Red Hat Bugzilla – Bug 461986
condor_hold and condor_rm seem to shutdown qpidd ungracefully .. sometimes.
Last modified: 2010-10-26 14:18:52 EDT
Description of problem:
A qpidd process started as a job with:
Executable = /usr/sbin/qpidd
Universe = vanilla
arguments = -t --auth no --data-dir /home/whenry/.qpidd
Log = qpidd.log
Output = output.log
Using condor_hold or condor_rm to shutdown the qpidd job often leaves behind the lock file in the data-dir. This means removing the lock explicitly from the command line. A graceful shutdown was witnessed once using condor_hold and condor_rm combination and resubmitting but not always - in fact a graceful shutdown only witnessed once.
An explicit "kill" on the process does 'cause a graceful shutdown.
Version-Release number of selected component (if applicable):
Use the job file above.
Run condor_q a few times until you see that the job is running.

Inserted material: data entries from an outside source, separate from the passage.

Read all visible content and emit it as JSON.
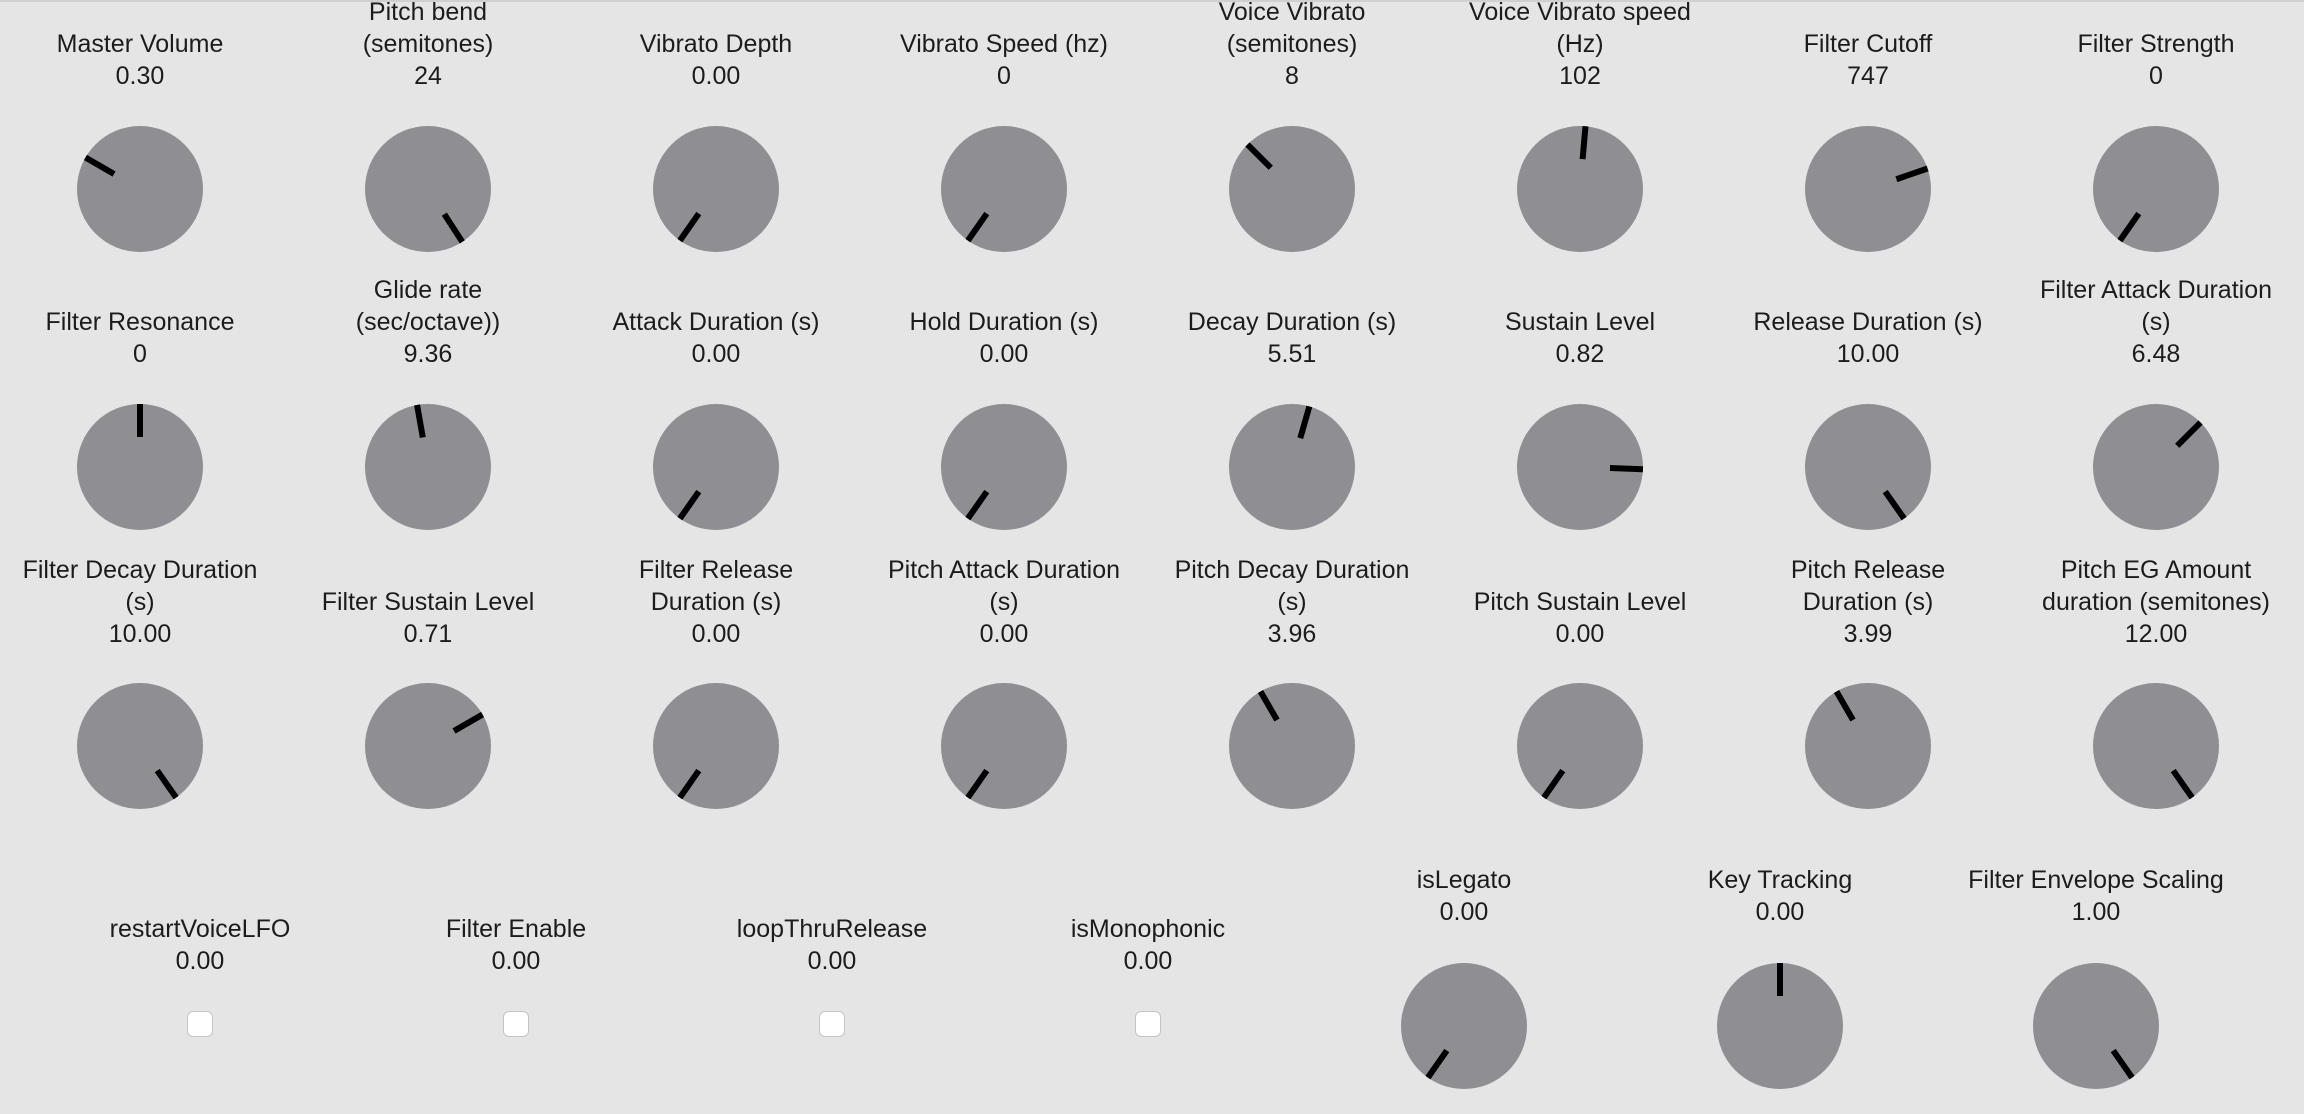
{
  "knobs": [
    {
      "label": "Master Volume",
      "value": "0.30",
      "angle": -60
    },
    {
      "label": "Pitch bend\n(semitones)",
      "value": "24",
      "angle": 147
    },
    {
      "label": "Vibrato Depth",
      "value": "0.00",
      "angle": -145
    },
    {
      "label": "Vibrato Speed (hz)",
      "value": "0",
      "angle": -145
    },
    {
      "label": "Voice Vibrato\n(semitones)",
      "value": "8",
      "angle": -45
    },
    {
      "label": "Voice Vibrato speed\n(Hz)",
      "value": "102",
      "angle": 5
    },
    {
      "label": "Filter Cutoff",
      "value": "747",
      "angle": 71
    },
    {
      "label": "Filter Strength",
      "value": "0",
      "angle": -145
    },
    {
      "label": "Filter Resonance",
      "value": "0",
      "angle": 0
    },
    {
      "label": "Glide rate\n(sec/octave))",
      "value": "9.36",
      "angle": -10
    },
    {
      "label": "Attack Duration (s)",
      "value": "0.00",
      "angle": -145
    },
    {
      "label": "Hold Duration (s)",
      "value": "0.00",
      "angle": -145
    },
    {
      "label": "Decay Duration (s)",
      "value": "5.51",
      "angle": 16
    },
    {
      "label": "Sustain Level",
      "value": "0.82",
      "angle": 92
    },
    {
      "label": "Release Duration (s)",
      "value": "10.00",
      "angle": 145
    },
    {
      "label": "Filter Attack Duration\n(s)",
      "value": "6.48",
      "angle": 45
    },
    {
      "label": "Filter Decay Duration\n(s)",
      "value": "10.00",
      "angle": 145
    },
    {
      "label": "Filter Sustain Level",
      "value": "0.71",
      "angle": 60
    },
    {
      "label": "Filter Release\nDuration (s)",
      "value": "0.00",
      "angle": -145
    },
    {
      "label": "Pitch Attack Duration\n(s)",
      "value": "0.00",
      "angle": -145
    },
    {
      "label": "Pitch Decay Duration\n(s)",
      "value": "3.96",
      "angle": -30
    },
    {
      "label": "Pitch Sustain Level",
      "value": "0.00",
      "angle": -145
    },
    {
      "label": "Pitch Release\nDuration (s)",
      "value": "3.99",
      "angle": -30
    },
    {
      "label": "Pitch EG Amount\nduration (semitones)",
      "value": "12.00",
      "angle": 145
    },
    {
      "label": "isLegato",
      "value": "0.00",
      "angle": -145
    },
    {
      "label": "Key Tracking",
      "value": "0.00",
      "angle": 0
    },
    {
      "label": "Filter Envelope Scaling",
      "value": "1.00",
      "angle": 145
    }
  ],
  "toggles": [
    {
      "label": "restartVoiceLFO",
      "value": "0.00",
      "checked": false
    },
    {
      "label": "Filter Enable",
      "value": "0.00",
      "checked": false
    },
    {
      "label": "loopThruRelease",
      "value": "0.00",
      "checked": false
    },
    {
      "label": "isMonophonic",
      "value": "0.00",
      "checked": false
    }
  ]
}
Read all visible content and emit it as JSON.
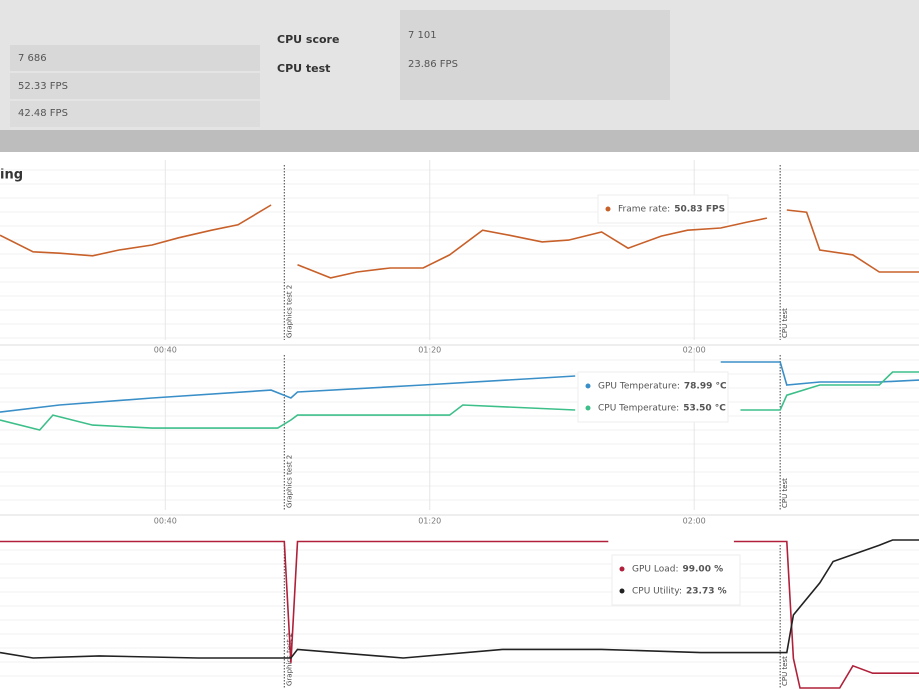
{
  "scores": {
    "left": [
      "7 686",
      "52.33 FPS",
      "42.48 FPS"
    ],
    "rows": [
      {
        "label": "CPU score",
        "value": "7 101"
      },
      {
        "label": "CPU test",
        "value": "23.86 FPS"
      }
    ]
  },
  "heading": "ing",
  "charts": [
    {
      "type": "line",
      "xlim": [
        15,
        154
      ],
      "ylim": [
        30,
        70
      ],
      "xticks": [
        {
          "value": 40,
          "label": "00:40"
        },
        {
          "value": 80,
          "label": "01:20"
        },
        {
          "value": 120,
          "label": "02:00"
        }
      ],
      "markers": [
        {
          "label": "Graphics test 2",
          "x": 58
        },
        {
          "label": "CPU test",
          "x": 133
        }
      ],
      "series": [
        {
          "name": "Frame rate:",
          "readout": "50.83 FPS",
          "color": "#c8602a",
          "x": [
            15,
            20,
            24,
            29,
            33,
            38,
            42,
            47,
            51,
            56,
            58,
            60,
            65,
            69,
            74,
            79,
            83,
            88,
            92,
            97,
            101,
            106,
            110,
            115,
            119,
            124,
            128,
            131,
            133,
            134,
            137,
            139,
            144,
            148,
            154
          ],
          "values": [
            53.3,
            49.6,
            49.3,
            48.7,
            50,
            51.1,
            52.7,
            54.4,
            55.6,
            60,
            null,
            46.7,
            43.8,
            45.1,
            46,
            46,
            48.9,
            54.4,
            53.3,
            51.8,
            52.2,
            54,
            50.4,
            53.1,
            54.4,
            54.9,
            56.2,
            57.1,
            null,
            58.9,
            58.4,
            50,
            48.9,
            45.1,
            45.1
          ]
        }
      ]
    },
    {
      "type": "line",
      "xlim": [
        15,
        154
      ],
      "ylim": [
        0,
        85
      ],
      "xticks": [
        {
          "value": 40,
          "label": "00:40"
        },
        {
          "value": 80,
          "label": "01:20"
        },
        {
          "value": 120,
          "label": "02:00"
        }
      ],
      "markers": [
        {
          "label": "Graphics test 2",
          "x": 58
        },
        {
          "label": "CPU test",
          "x": 133
        }
      ],
      "series": [
        {
          "name": "GPU Temperature:",
          "readout": "78.99 °C",
          "color": "#3a8fc8",
          "x": [
            15,
            24,
            38,
            56,
            59,
            60,
            79,
            97,
            102,
            110,
            124,
            133,
            134,
            139,
            148,
            154
          ],
          "values": [
            52,
            55.8,
            59.5,
            63.7,
            59.5,
            62.7,
            66.4,
            70.1,
            71.2,
            null,
            78.6,
            78.6,
            66.4,
            68,
            68,
            69
          ]
        },
        {
          "name": "CPU Temperature:",
          "readout": "53.50 °C",
          "color": "#3dbf8a",
          "x": [
            15,
            21,
            23,
            29,
            38,
            57,
            59,
            60,
            83,
            85,
            102,
            110,
            127,
            133,
            134,
            139,
            148,
            150,
            154
          ],
          "values": [
            47.8,
            42.5,
            50.4,
            45.1,
            43.5,
            43.5,
            47.8,
            50.4,
            50.4,
            55.8,
            53.1,
            null,
            53.1,
            53.1,
            61,
            66.4,
            66.4,
            73.3,
            73.3
          ]
        }
      ]
    },
    {
      "type": "line",
      "xlim": [
        15,
        154
      ],
      "ylim": [
        0,
        100
      ],
      "markers": [
        {
          "label": "Graphics test 2",
          "x": 58
        },
        {
          "label": "CPU test",
          "x": 133
        }
      ],
      "series": [
        {
          "name": "GPU Load:",
          "readout": "99.00 %",
          "color": "#b0203a",
          "x": [
            15,
            58,
            59,
            60,
            107,
            110,
            126,
            134,
            135,
            136,
            142,
            144,
            147,
            154
          ],
          "values": [
            99,
            99,
            17,
            99,
            99,
            null,
            99,
            99,
            20,
            0,
            0,
            15,
            10,
            10
          ]
        },
        {
          "name": "CPU Utility:",
          "readout": "23.73 %",
          "color": "#222",
          "x": [
            15,
            20,
            30,
            45,
            59,
            60,
            76,
            91,
            106,
            121,
            130,
            134,
            135,
            139,
            141,
            148,
            150,
            154
          ],
          "values": [
            23.9,
            20.3,
            21.7,
            20.3,
            20.3,
            26.1,
            20.3,
            26.1,
            26.1,
            23.9,
            23.9,
            23.9,
            49.3,
            71,
            85.5,
            96.4,
            100,
            100
          ]
        }
      ]
    }
  ]
}
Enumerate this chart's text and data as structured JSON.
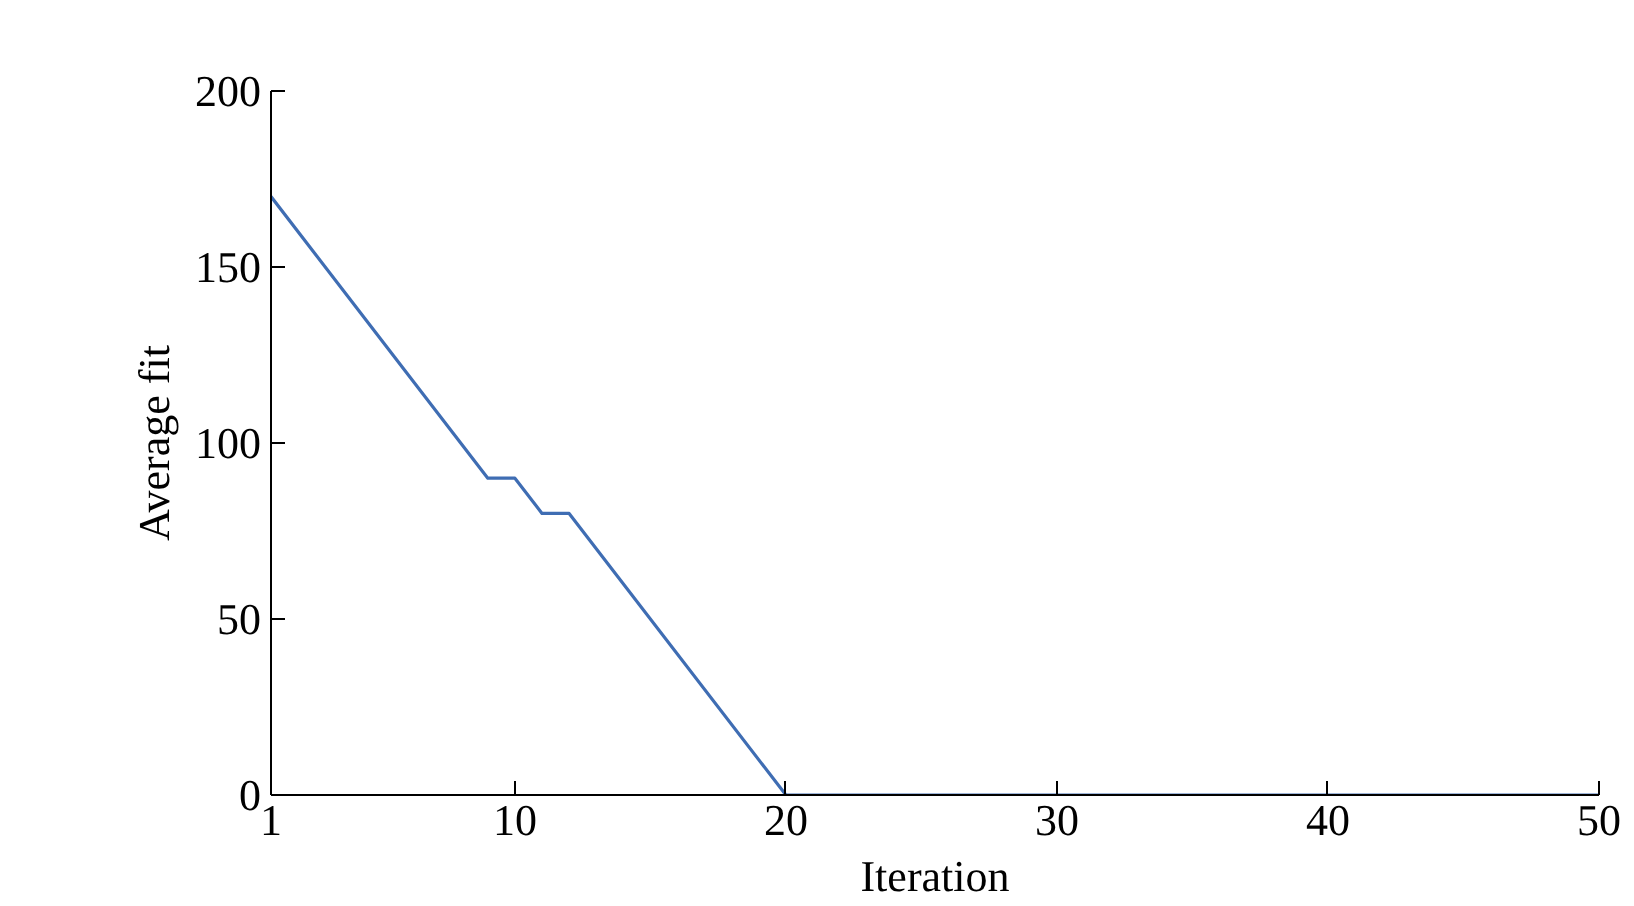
{
  "chart_data": {
    "type": "line",
    "xlabel": "Iteration",
    "ylabel": "Average fit",
    "x": [
      1,
      9,
      10,
      11,
      12,
      20,
      50
    ],
    "series": [
      {
        "color": "#3f6db3",
        "values": [
          170,
          90,
          90,
          80,
          80,
          0,
          0
        ]
      }
    ],
    "xlim": [
      1,
      50
    ],
    "xticks": [
      1,
      10,
      20,
      30,
      40,
      50
    ],
    "ylim": [
      0,
      200
    ],
    "yticks": [
      0,
      50,
      100,
      150,
      200
    ],
    "grid": false,
    "marker": "none",
    "line_style": "solid"
  }
}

Using the job ID run either condor_rm or the combination condor_hold and condor_rm.
Resubmit the job. Watch as the job starts to run and then drops off the running queue. In fact you don't even have to resubmit because you can run "ls" on the data-dir and see the lock file. The qpidd will not run while that lock file is still there.
Steps to Reproduce:
The lock file in the data-dir is not deleted on a clean qpidd shutdown. The fact that the file is still there is not in itself a problem. Furthermore, killing the qpidd process (even with kill -9) properly cleans up the lock.
Did you ever see the following message?
Cannot lock <data-dir>/lock: Resource temporarily unavailable
This is the only indication you will get that there is a lock contention problem, and it only happens when two qpidd processes are vying for the same data directory.
I need to retest this and see what happens. (it seems so long ago now).
This is not critical for 1.1. as I don't know of any customer that is actually running brokers as a job. So I've pushed to 1.1.1. I'll retest then.